An update is mongo is composed by a query - as in the find operator - and the actual update. The query is used to select which documents you want to modify, like a WHERE clause in SQL.

Add a boolean field **spam** and set it to true if a tweet text is not in english, is shorter than 20 characters and it wasn't truncated (i.e., the actual text is longer)

In [None]:
query = {
    "$expr": { "$lte": [ { "$strLenCP": "$text" }, 20 ] },
    "truncated":False,
    "lang":{
        "$ne":"en"
    }
}

update = {
    "$set":{
        "spam":True
    }
}

results = db[WRITE_COLLECTION_NAME].update_many(query,update)

print(results.matched_count, "tweets matched the query")
print(results.modified_count, "tweets were modified")

In [None]:
query = {
    "spam":True
}

result = db[WRITE_COLLECTION_NAME].find(query)[:100]
pd.DataFrame(result)

## Delete

The delete expects as input a query with the same format as a find()

Delete all the tweets with the information about the **user_id** missing

In [1]:
query = {
     "user_id":{
         "$exists":False
     }
}

result = db[WRITE_COLLECTION_NAME].delete_many(query)

result.deleted_count

NameError: name 'db' is not defined

## Aggregate Functions

Calculate the top 10 tweeting users

In [None]:
pipeline = [{
    "$group":{
        "_id":"$user_id",
        "tweet_number":{
            "$sum":1
        }
    }
},{
    "$sort":{
        "tweet_number":-1
    }
},{
    "$limit":10
}]

result = db[COLLECTION_NAME].aggregate(pipeline)
pd.DataFrame(result)

Find the top 10 most used hashtag

In [None]:
pipeline = [{
    "$match":{
        "entities.hashtags.1":
        {
            "$exists":True
        }
    }
},{
    "$project":{
        "hashtag":"$entities.hashtags.text"
    }
},{
    "$unwind":"$hashtag"
},{
    "$group":{
        "_id":"$hashtag",
        "count":{
            "$sum":1
        }
    }
},{
    "$sort":{
        "count":-1
    }
},{
    "$limit":10
}]

result = db[COLLECTION_NAME].aggregate(pipeline)
pd.DataFrame(result)

### Lookup (aka Join)

Other information about the users is stored in the **user** collection.
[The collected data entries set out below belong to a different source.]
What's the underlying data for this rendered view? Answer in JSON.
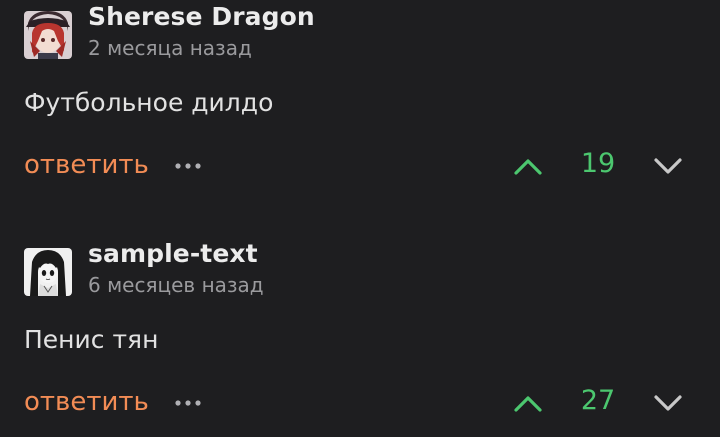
{
  "colors": {
    "background": "#1e1e20",
    "reply": "#f28c55",
    "score": "#4cc76f",
    "upvote": "#4cc76f",
    "downvote": "#c8c8c8",
    "meta": "#9a9a9d"
  },
  "comments": [
    {
      "author": "Sherese Dragon",
      "time": "2 месяца назад",
      "text": "Футбольное дилдо",
      "reply_label": "ответить",
      "score": "19",
      "avatar_icon": "anime-avatar-red-hair"
    },
    {
      "author": "sample-text",
      "time": "6 месяцев назад",
      "text": "Пенис тян",
      "reply_label": "ответить",
      "score": "27",
      "avatar_icon": "anime-avatar-monochrome"
    }
  ]
}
In order to combine it with the information in the **tweet** collection we need to join them.

Retrieve where the most active user are located.

In [None]:
pipeline = [{
    "$group":{
        "_id":"$user_id",
        "tweet_number":{
            "$sum":1
        }
    }
},{
    "$lookup":{
        "from":"user",
        "localField":"_id",
        "foreignField":"_id",
        "as":"popular_locations"
    }
},{
    "$unwind":"$popular_locations"
},{
    "$project":{
        "location":"$popular_locations.location",
        "tweet_number":1
    }
},{
    "$match":{
        "location":{
            "$ne":None
        }
    }
},{
    "$group":{
        "_id":"$location",
        "tweets":{
            "$sum":"$tweet_number"
        },
        "unique_users":{
            "$sum":1
        }
    }
},{
    "$sort":{
        "tweets":-1
    }
}]

result = db[COLLECTION_NAME].aggregate(pipeline)
pd.DataFrame(result)